Dynamic Planner’s own psychometric risk profiling questionnaire has been used to understand the attitude to risk of more than one million people since 2013, which has provided us with years of data from which to learn.
In this article, I wanted to lean on that knowledge and go back to the basics of psychometric risk profiling: what is psychometrics, why we use questionnaires (and specifically psychometric questionnaires), how we ensure the tools are fit for purpose and whether there are any best practice approaches for firms to adopt when conducting risk profiling.
Background to psychometrics
Firstly, a very quick overview of psychometrics, which is a field of applied psychology that combines concepts from psychology and statistics into tools and techniques to improve psychological measurement.
Some psychometric tests are solely designed to measure cognitive ability, for example most school examinations. Others focus on evaluating personal characteristics and attitudes.
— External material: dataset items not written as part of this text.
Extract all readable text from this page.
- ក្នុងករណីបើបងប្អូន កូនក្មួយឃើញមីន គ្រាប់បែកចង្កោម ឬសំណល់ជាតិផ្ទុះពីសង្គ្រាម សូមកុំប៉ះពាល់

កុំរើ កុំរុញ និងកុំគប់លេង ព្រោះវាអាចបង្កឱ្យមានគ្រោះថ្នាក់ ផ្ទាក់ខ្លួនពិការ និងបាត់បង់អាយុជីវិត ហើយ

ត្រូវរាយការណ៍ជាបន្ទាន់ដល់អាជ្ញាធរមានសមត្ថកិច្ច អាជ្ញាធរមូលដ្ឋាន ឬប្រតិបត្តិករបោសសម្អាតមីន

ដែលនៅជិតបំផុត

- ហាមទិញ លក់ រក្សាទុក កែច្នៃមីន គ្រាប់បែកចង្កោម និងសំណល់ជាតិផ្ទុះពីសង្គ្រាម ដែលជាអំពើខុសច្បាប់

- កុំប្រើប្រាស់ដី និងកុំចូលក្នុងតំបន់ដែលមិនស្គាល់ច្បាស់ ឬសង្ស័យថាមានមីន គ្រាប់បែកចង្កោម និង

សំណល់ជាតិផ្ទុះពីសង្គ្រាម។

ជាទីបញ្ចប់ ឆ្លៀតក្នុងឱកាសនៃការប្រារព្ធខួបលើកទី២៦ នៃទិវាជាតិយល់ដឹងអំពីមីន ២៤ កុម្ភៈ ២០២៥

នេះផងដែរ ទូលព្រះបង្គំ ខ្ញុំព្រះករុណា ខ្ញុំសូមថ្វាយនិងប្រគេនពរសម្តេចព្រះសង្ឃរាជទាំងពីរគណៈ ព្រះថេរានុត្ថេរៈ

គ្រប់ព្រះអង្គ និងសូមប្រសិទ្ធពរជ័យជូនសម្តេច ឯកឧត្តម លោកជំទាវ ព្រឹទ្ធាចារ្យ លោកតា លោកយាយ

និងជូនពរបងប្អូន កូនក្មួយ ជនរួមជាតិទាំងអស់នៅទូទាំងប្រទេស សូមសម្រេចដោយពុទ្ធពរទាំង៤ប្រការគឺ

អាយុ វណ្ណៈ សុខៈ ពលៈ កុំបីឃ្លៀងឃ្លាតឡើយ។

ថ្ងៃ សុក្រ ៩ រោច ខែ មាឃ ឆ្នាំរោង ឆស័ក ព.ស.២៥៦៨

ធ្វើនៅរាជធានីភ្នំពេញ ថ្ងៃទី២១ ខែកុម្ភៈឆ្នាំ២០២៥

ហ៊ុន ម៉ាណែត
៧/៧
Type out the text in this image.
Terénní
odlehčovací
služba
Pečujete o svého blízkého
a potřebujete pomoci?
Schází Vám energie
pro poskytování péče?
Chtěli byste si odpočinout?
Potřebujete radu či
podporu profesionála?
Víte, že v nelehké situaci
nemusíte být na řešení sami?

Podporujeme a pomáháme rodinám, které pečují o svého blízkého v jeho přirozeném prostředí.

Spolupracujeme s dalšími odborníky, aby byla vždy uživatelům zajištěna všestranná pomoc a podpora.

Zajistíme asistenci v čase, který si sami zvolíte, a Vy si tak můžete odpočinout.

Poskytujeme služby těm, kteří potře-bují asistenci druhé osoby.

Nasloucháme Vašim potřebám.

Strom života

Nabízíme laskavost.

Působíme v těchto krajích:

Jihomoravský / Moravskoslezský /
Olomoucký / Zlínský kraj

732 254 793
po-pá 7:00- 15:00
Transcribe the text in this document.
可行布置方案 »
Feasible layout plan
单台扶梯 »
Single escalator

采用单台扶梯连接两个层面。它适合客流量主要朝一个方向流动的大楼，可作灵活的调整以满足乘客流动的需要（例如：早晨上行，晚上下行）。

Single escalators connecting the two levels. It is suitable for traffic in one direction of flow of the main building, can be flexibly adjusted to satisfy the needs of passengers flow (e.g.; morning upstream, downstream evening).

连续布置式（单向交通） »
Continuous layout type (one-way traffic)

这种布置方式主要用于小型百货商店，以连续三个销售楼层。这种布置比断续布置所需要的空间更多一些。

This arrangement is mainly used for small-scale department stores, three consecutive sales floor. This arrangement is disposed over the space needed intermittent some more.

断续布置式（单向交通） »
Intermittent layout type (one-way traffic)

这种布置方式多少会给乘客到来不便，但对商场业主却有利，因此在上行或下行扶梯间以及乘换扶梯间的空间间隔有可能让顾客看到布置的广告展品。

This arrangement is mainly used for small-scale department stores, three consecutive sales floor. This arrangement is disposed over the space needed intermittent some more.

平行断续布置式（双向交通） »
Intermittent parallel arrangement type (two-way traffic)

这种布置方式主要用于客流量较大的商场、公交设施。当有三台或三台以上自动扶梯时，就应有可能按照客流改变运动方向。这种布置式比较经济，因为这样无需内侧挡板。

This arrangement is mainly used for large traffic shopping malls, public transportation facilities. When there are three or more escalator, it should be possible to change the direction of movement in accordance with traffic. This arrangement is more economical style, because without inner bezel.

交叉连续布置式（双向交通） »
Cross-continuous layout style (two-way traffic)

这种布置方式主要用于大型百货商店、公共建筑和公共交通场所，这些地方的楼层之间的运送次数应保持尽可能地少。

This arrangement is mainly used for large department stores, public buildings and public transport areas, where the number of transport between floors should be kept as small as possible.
Risk tolerance falls within this latter category, using statistical techniques to try to cut through inaccuracies and biases inherent when people answer questions about themselves.
Using scientific principles to study psychological states is relatively new, and only truly evolved in the second half of the 20th century to encompass the measurement and evaluation of personality, beliefs, achievement, and attitudes.
How do advice firms risk profile clients?
While advisers are obliged to develop an understanding of their clients’ objectives and risk tolerance, there is no compulsion to use a questionnaire to achieve this goal.
However, by far the most common approach currently is using a risk questionnaire and ultimately matching clients with investments based upon an agreed risk profile.
Clients complete questionnaires, each answer within the questionnaire is scored and those scores are aggregated, resulting in a final score from one to 10, for example (other systems might use a 1-5 scale or any variant), where one represents the lowest level for risk tolerance and 10 the highest level.